An examination of the brain of wrestler Chris Benoit revealed evidence of extensive neurological damage at the time of his death. Benoit, a well-known professional wrestler, killed himself in June of this year after murdering his wife and child. At the request of Benoit's father, Dr, Julian Bailes, head of neurosurgery at a top American university, examined the brain and concluded that the extensive damage resembled what would be found in "an 85-year-old Alzheimer's patient's brain". Stating on American TV that the damage was "striking and maybe shocking", Dr. Bailes added that "we think we have great anatomical damage here from previous trauma. Whether it had a psychiatric or behavioral expression, we certainly think that's most likely."

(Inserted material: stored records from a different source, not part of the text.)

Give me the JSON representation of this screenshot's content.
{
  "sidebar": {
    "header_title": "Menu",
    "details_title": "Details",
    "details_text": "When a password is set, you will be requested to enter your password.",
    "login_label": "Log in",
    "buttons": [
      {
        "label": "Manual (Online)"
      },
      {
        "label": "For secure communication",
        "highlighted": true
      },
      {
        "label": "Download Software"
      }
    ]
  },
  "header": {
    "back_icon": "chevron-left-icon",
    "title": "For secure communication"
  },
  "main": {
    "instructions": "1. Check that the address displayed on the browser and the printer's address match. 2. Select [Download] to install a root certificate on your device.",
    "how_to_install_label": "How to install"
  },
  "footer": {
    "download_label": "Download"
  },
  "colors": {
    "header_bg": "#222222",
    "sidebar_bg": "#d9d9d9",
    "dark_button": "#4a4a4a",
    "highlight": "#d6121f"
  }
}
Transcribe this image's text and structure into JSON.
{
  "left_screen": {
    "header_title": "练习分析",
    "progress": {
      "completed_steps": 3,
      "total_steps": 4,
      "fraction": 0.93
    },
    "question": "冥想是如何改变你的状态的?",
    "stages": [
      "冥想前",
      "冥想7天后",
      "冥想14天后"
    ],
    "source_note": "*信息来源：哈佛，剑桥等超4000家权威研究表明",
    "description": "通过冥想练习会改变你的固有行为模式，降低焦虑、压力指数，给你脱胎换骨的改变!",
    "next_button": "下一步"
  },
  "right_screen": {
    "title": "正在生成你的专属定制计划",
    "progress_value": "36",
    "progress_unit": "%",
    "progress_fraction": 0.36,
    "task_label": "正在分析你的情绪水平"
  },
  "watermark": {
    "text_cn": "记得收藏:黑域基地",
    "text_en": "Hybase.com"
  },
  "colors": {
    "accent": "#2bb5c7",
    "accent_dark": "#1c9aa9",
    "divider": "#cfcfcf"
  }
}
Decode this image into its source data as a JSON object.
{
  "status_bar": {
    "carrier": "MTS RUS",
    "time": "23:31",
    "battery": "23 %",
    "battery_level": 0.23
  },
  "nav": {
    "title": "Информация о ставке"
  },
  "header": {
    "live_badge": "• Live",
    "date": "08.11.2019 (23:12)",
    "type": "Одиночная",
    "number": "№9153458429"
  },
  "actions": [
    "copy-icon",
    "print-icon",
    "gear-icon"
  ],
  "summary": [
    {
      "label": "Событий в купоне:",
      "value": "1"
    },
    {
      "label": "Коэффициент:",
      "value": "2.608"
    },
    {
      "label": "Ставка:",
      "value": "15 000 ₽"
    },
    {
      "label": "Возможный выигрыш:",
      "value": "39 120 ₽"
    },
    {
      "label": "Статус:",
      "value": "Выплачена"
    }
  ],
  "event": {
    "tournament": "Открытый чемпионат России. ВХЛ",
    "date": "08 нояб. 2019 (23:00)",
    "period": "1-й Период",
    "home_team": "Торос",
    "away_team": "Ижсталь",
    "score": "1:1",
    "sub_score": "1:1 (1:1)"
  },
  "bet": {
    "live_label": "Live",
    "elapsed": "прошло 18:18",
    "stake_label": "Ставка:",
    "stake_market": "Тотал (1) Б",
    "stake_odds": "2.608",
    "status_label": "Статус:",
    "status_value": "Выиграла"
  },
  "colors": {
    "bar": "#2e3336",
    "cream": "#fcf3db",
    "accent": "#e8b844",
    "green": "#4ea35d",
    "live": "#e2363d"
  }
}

While the most likely cause of the damage is from the numerous concussions that Benoit sustained during his wrestling career in Japan and America, he was also known to be a heavy steroid user. Dr Bailes added: "Our research has shown that three major concussions may be the threshold that serious later consequences may occur."

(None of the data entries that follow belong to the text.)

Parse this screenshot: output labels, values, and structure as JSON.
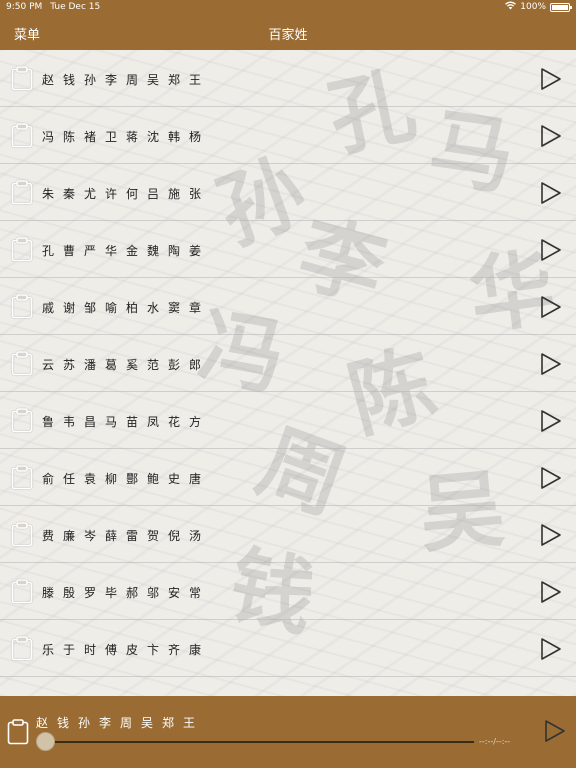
{
  "status": {
    "time": "9:50 PM",
    "date": "Tue Dec 15",
    "battery": "100%",
    "wifi_icon": "wifi-icon",
    "battery_icon": "battery-icon"
  },
  "nav": {
    "menu_label": "菜单",
    "title": "百家姓"
  },
  "background_glyphs": [
    "孔",
    "马",
    "孙",
    "李",
    "华",
    "冯",
    "陈",
    "周",
    "吴",
    "钱"
  ],
  "rows": [
    {
      "text": "赵钱孙李周吴郑王"
    },
    {
      "text": "冯陈褚卫蒋沈韩杨"
    },
    {
      "text": "朱秦尤许何吕施张"
    },
    {
      "text": "孔曹严华金魏陶姜"
    },
    {
      "text": "戚谢邹喻柏水窦章"
    },
    {
      "text": "云苏潘葛奚范彭郎"
    },
    {
      "text": "鲁韦昌马苗凤花方"
    },
    {
      "text": "俞任袁柳酆鲍史唐"
    },
    {
      "text": "费廉岑薛雷贺倪汤"
    },
    {
      "text": "滕殷罗毕郝邬安常"
    },
    {
      "text": "乐于时傅皮卞齐康"
    }
  ],
  "player": {
    "current": "赵钱孙李周吴郑王",
    "time_label": "--:--/--:--",
    "progress": 0
  },
  "colors": {
    "brand": "#9a6c34",
    "icon": "#ffffff",
    "play_icon": "#333333"
  }
}
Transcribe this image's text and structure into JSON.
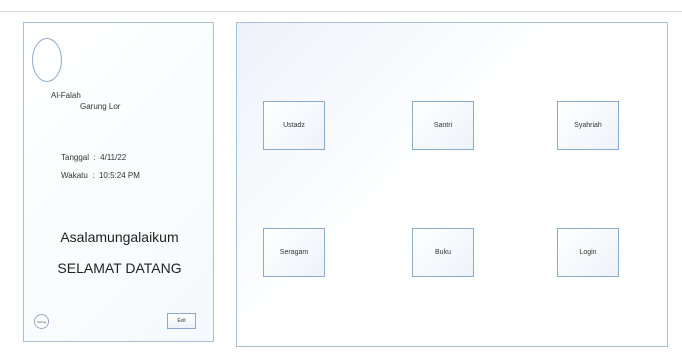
{
  "sidebar": {
    "org_name": "Al-Falah",
    "org_location": "Garung Lor",
    "date_label": "Tanggal",
    "date_value": "4/11/22",
    "time_label": "Wakatu",
    "time_value": "10:5:24 PM",
    "greeting": "Asalamungalaikum",
    "welcome": "SELAMAT DATANG",
    "setting_label": "Setting",
    "exit_label": "Exit"
  },
  "menu": {
    "items": [
      {
        "label": "Ustadz"
      },
      {
        "label": "Santri"
      },
      {
        "label": "Syahriah"
      },
      {
        "label": "Seragam"
      },
      {
        "label": "Buku"
      },
      {
        "label": "Login"
      }
    ]
  }
}
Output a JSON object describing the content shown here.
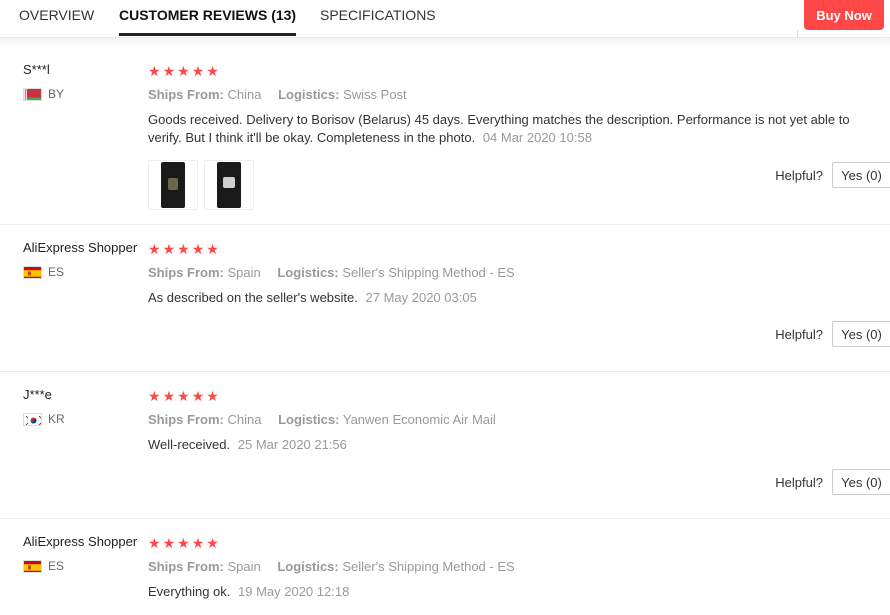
{
  "tabs": [
    {
      "label": "OVERVIEW"
    },
    {
      "label": "CUSTOMER REVIEWS (13)"
    },
    {
      "label": "SPECIFICATIONS"
    }
  ],
  "buy_now": "Buy Now",
  "accent_color": "#ff4747",
  "helpful_label": "Helpful?",
  "ships_from_label": "Ships From:",
  "logistics_label": "Logistics:",
  "reviews": [
    {
      "user": "S***l",
      "country": "BY",
      "flag": "belarus-flag-icon",
      "stars": 5,
      "ships_from": "China",
      "logistics": "Swiss Post",
      "text": "Goods received. Delivery to Borisov (Belarus) 45 days. Everything matches the description. Performance is not yet able to verify. But I think it'll be okay. Completeness in the photo.",
      "date": "04 Mar 2020 10:58",
      "yes": "Yes (0)"
    },
    {
      "user": "AliExpress Shopper",
      "country": "ES",
      "flag": "spain-flag-icon",
      "stars": 5,
      "ships_from": "Spain",
      "logistics": "Seller's Shipping Method - ES",
      "text": "As described on the seller's website.",
      "date": "27 May 2020 03:05",
      "yes": "Yes (0)"
    },
    {
      "user": "J***e",
      "country": "KR",
      "flag": "south-korea-flag-icon",
      "stars": 5,
      "ships_from": "China",
      "logistics": "Yanwen Economic Air Mail",
      "text": "Well-received.",
      "date": "25 Mar 2020 21:56",
      "yes": "Yes (0)"
    },
    {
      "user": "AliExpress Shopper",
      "country": "ES",
      "flag": "spain-flag-icon",
      "stars": 5,
      "ships_from": "Spain",
      "logistics": "Seller's Shipping Method - ES",
      "text": "Everything ok.",
      "date": "19 May 2020 12:18"
    }
  ]
}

Michael Benoit, father of Chris, commented on the findings by stating that "The person that did this is not the man we know and love. Now the findings have come out and I've had the opportunity to talk to the doctors, we certainly have an understanding of what could have contributed to the tragedy that took place that day. "
It still remains unclear why dementia pugilistica (also known as punch-drunk syndrome) occurs in athletes who have sustained multiple concussions. Potential contributing factors include loss of neurons, brain tissue scarring, diffuse axonal injury, and buildup of senile plaques. In terms of etiology, it strongly resembles Alzheimer's disease in many aspects. While most commonly associated with professional boxers such as Muhammad Ali and Sugar Ray Robinson, athletes in other sports including football and hockey have also been diagnosed.